Capital-protected products debut amid soft interest rate outlook

Ashley Coutinho Mumbai
With key policy rates expected to head southwards in the coming months, wealth managers have started hawking capital-protected interest rate-linked structured products to wealthy clients. This is the first time such a product has been floated in the Indian market.

Edelweiss Capital, ICICI Securities and IIFL Wealth Management were among the firms to have hit the market with this product just a few weeks before the Reserve Bank of India (RBI) cut the repo rate by 25 basis points last month.

These firms together have mobilised between Rs 50 crore and Rs 75 crore and more wealth management firms are looking at launching similar structured products, industry players say. The product is a form of secured non-convertible debenture (NCD) and targeted at high net-worth individuals (HNIs) with a minimum ticket size of Rs 25 lakh. There is an 18-month lock-in but investors get an option to sell before this period as the instruments are listed on exchanges. The returns are linked to the 10-year benchmark government security (g-sec) yield for a point-to-point 15-month period.

 
“We wanted to look at a tax-efficient structure that would give investors an accelerated upside while protecting the principal on the downside,” said Ashish Kehair, head – private wealth, ICICI Securities. “We got the timing right. The interest rate cycle had peaked and inflation was on a downtrend, so a rate cut was imminent.”

IIFL and Edelweiss did not respond to emails.
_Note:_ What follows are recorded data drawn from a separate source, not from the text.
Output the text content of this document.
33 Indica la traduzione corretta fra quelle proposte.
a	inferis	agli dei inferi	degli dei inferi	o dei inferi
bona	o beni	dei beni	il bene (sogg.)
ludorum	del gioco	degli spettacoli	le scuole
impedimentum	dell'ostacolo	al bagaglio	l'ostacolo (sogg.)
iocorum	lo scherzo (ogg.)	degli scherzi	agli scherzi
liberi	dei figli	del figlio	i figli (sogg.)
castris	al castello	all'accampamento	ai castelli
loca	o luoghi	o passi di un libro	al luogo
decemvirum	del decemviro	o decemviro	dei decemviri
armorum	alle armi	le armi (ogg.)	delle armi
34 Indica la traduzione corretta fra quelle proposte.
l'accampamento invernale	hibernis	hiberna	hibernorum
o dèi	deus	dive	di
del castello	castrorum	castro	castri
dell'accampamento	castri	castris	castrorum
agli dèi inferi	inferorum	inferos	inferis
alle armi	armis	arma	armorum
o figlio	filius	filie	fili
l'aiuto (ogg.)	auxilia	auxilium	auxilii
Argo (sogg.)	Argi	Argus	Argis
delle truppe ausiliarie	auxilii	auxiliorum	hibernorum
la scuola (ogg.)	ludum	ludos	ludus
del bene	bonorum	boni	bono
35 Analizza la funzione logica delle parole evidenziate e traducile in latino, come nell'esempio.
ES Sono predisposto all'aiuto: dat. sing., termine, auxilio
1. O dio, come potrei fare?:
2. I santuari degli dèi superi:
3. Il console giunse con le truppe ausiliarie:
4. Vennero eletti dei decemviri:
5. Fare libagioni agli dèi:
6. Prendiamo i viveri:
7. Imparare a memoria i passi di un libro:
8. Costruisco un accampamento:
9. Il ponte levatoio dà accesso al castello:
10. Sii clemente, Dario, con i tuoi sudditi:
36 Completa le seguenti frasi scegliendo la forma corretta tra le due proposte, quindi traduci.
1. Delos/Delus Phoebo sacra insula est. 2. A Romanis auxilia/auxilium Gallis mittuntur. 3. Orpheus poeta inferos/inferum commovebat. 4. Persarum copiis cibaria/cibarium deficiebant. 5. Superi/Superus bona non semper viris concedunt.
Here's an example of how the returns would be calculated. If the 10-year benchmark g-sec yield falls by 1 per cent or more after 15 months, investors get 1.25 times the capital gains along with a fixed 12 per cent coupon, amounting to total returns of 19.5 per cent. If the g-sec yield remains at the same level after 15 months, investors get the fixed 12 per cent coupon. If the yield rises by 50 bps, investors get 6 per cent but if it rises by 1 per cent or more, investors just get back the principal.

This product scores over direct investment in g-secs as the principal is protected and one does not suffer a capital loss if interest rates move up by more than 1 per cent. The disadvantage is that capital gains for the structured product are capped to the extent of 1 per cent of fall in g-sec yields.

“If interest rates were to fall more than 1 per cent, returns in g-secs would be better. Also, if interest rates were to rise by up to 1 per cent, returns from the product would be slightly lower than g-sec returns, ”said Raghvendra Nath, managing director, Ladderup Wealth Management. Also, while the units are listed, redemption before the lock-in period is difficult as liquidity is low.

The NCDs enjoy a tax advantage over gilt funds, which have to be held for three years to get the tax benefit. Gilt funds are taxed at applicable slab rates if held for less than three years and at 20 per cent with indexation otherwise. Capital gains for listed NCDs are taxed at 10 per cent if held for a year or more or added to your income if held for less than a year. Interest income of NCDs held to maturity is added to your income and taxed at the applicable slab rates. Gains from direct investment in listed g-secs are also taxed at 10 per cent if held for a year or added to your income if held for less than a year.